日本語要旨

夏季西部北太平洋のエアロゾルと雲を対象とした航空機と研究船による統合観測研究

下層雲は太陽放射を反射することにより地球が受け取る放射エネルギーを減らすため、その動態の理解は地球の気候を考える上で重要である。特に夏季の西部北太平洋は下層雲量が多く、その雲放射効果は、多くの研究がなされてきた亜熱帯東太平洋の下層雲よりも大きい。本研究では2022年夏に西部北太平洋(北海道の東方沖)において、航空機と研究船を用いてエアロゾルと雲の統合的かつ詳細な観測研究を初めて実施した。この観測の第一の目的は、本領域のエアロゾルの物理的・化学的性質を明らかにし、人為的・自然的発生源からの雲凝結核(CCN)および氷晶核(INP)への寄与を評価することである。第二の目的は、本領域の下層雲の鉛直構造を明らかにし、亜熱帯の下層雲との類似性や相違点を明らかにすることである。本論文では、本観測プロジェクトの概要と、現時点までに得られている成果について紹介する。船舶と航空機観測、さらに観測をよく再現する数値モデルシミュレーションから、本領域においてはCCNとして機能するエアロゾルの多くが人為起源であることが示された。このシミュレーションからはさらに、海洋からのCCNの放出がある時とない時の雲の放射効果の差は9%程度であることが示された。一方、INPとして働く可能性のある海水中の浮遊粒子物質については、その粒子タイプ(珪藻の断片など)ごとの粒径分布の測定に成功した。

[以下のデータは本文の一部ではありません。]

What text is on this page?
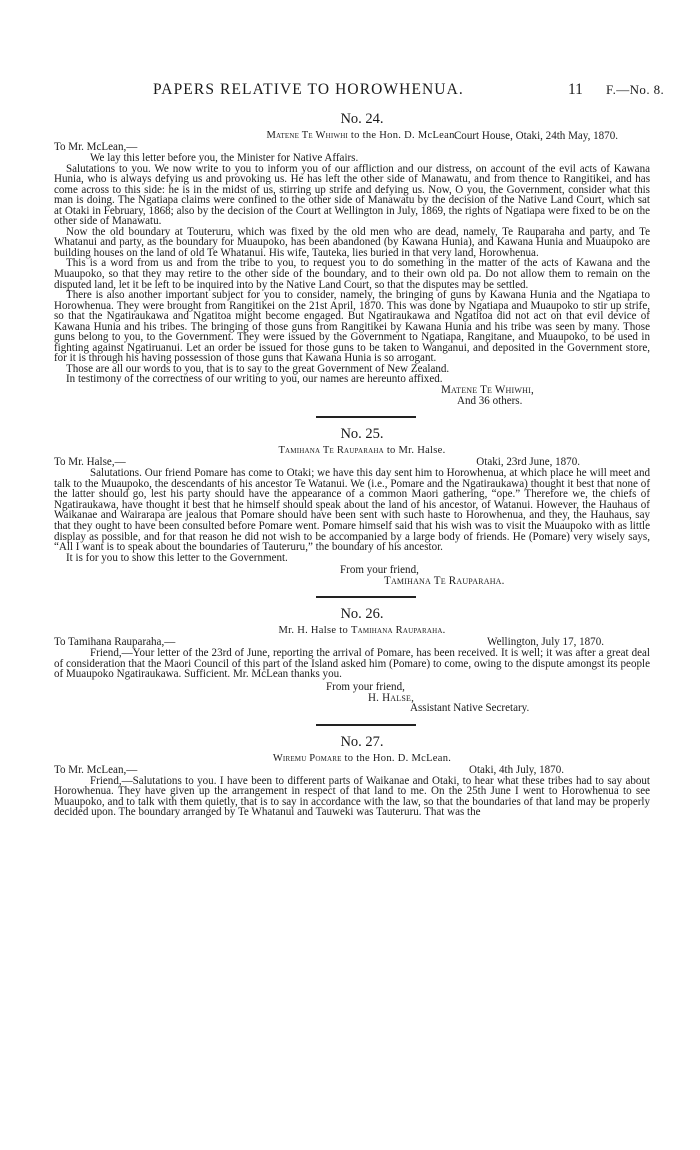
PAPERS RELATIVE TO HOROWHENUA.	11 F.—No. 8.
No. 24.
Matene Te Whiwhi to the Hon. D. McLean.
To Mr. McLean,—
Court House, Otaki, 24th May, 1870.
We lay this letter before you, the Minister for Native Affairs.
Salutations to you. We now write to you to inform you of our affliction and our distress, on account of the evil acts of Kawana Hunia, who is always defying us and provoking us. He has left the other side of Manawatu, and from thence to Rangitikei, and has come across to this side: he is in the midst of us, stirring up strife and defying us. Now, O you, the Government, consider what this man is doing. The Ngatiapa claims were confined to the other side of Manawatu by the decision of the Native Land Court, which sat at Otaki in February, 1868; also by the decision of the Court at Wellington in July, 1869, the rights of Ngatiapa were fixed to be on the other side of Manawatu.
Now the old boundary at Touteruru, which was fixed by the old men who are dead, namely, Te Rauparaha and party, and Te Whatanui and party, as the boundary for Muaupoko, has been abandoned (by Kawana Hunia), and Kawana Hunia and Muaupoko are building houses on the land of old Te Whatanui. His wife, Tauteka, lies buried in that very land, Horowhenua.
This is a word from us and from the tribe to you, to request you to do something in the matter of the acts of Kawana and the Muaupoko, so that they may retire to the other side of the boundary, and to their own old pa. Do not allow them to remain on the disputed land, let it be left to be inquired into by the Native Land Court, so that the disputes may be settled.
There is also another important subject for you to consider, namely, the bringing of guns by Kawana Hunia and the Ngatiapa to Horowhenua. They were brought from Rangitikei on the 21st April, 1870. This was done by Ngatiapa and Muaupoko to stir up strife, so that the Ngatiraukawa and Ngatitoa might become engaged. But Ngatiraukawa and Ngatitoa did not act on that evil device of Kawana Hunia and his tribes. The bringing of those guns from Rangitikei by Kawana Hunia and his tribe was seen by many. Those guns belong to you, to the Government. They were issued by the Government to Ngatiapa, Rangitane, and Muaupoko, to be used in fighting against Ngatiruanui. Let an order be issued for those guns to be taken to Wanganui, and deposited in the Government store, for it is through his having possession of those guns that Kawana Hunia is so arrogant.
Those are all our words to you, that is to say to the great Government of New Zealand.
In testimony of the correctness of our writing to you, our names are hereunto affixed.
Matene Te Whiwhi,
And 36 others.
No. 25.
Tamihana Te Rauparaha to Mr. Halse.
To Mr. Halse,—	Otaki, 23rd June, 1870.
Salutations. Our friend Pomare has come to Otaki; we have this day sent him to Horowhenua, at which place he will meet and talk to the Muaupoko, the descendants of his ancestor Te Watanui. We (i.e., Pomare and the Ngatiraukawa) thought it best that none of the latter should go, lest his party should have the appearance of a common Maori gathering, “ope.” Therefore we, the chiefs of Ngatiraukawa, have thought it best that he himself should speak about the land of his ancestor, of Watanui. However, the Hauhaus of Waikanae and Wairarapa are jealous that Pomare should have been sent with such haste to Horowhenua, and they, the Hauhaus, say that they ought to have been consulted before Pomare went. Pomare himself said that his wish was to visit the Muaupoko with as little display as possible, and for that reason he did not wish to be accompanied by a large body of friends. He (Pomare) very wisely says, “All I want is to speak about the boundaries of Tauteruru,” the boundary of his ancestor.
It is for you to show this letter to the Government.
From your friend,
Tamihana Te Rauparaha.
No. 26.
Mr. H. Halse to Tamihana Rauparaha.
To Tamihana Rauparaha,—	Wellington, July 17, 1870.
Friend,—Your letter of the 23rd of June, reporting the arrival of Pomare, has been received. It is well; it was after a great deal of consideration that the Maori Council of this part of the Island asked him (Pomare) to come, owing to the dispute amongst its people of Muaupoko Ngatiraukawa. Sufficient. Mr. McLean thanks you.
From your friend,
H. Halse,
Assistant Native Secretary.
No. 27.
Wiremu Pomare to the Hon. D. McLean.
To Mr. McLean,—	Otaki, 4th July, 1870.
Friend,—Salutations to you. I have been to different parts of Waikanae and Otaki, to hear what these tribes had to say about Horowhenua. They have given up the arrangement in respect of that land to me. On the 25th June I went to Horowhenua to see Muaupoko, and to talk with them quietly, that is to say in accordance with the law, so that the boundaries of that land may be properly decided upon. The boundary arranged by Te Whatanui and Tauweki was Tauteruru. That was the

また航空機から採集したエアロゾルの分析により、INPとして重要とされる鉱物ダストについて、その発生源地域から離れた領域における数濃度と粒径分布を導出することができた。航空機からの雲観測では、寒気移流時では下層雲は断熱的な鉛直構造を示す傾向がある一方、暖気移流時では断熱性が低い多層構造を示すことが明らかとなった。このような多層構造をもつ下層雲は、これまでの亜熱帯での観測ではあまり見られなかったものである。以上のように、本研究で実施された統合観測から、夏季の西部北太平洋におけるエアロゾルと下層雲の基本的な描像が明らかになりつつある。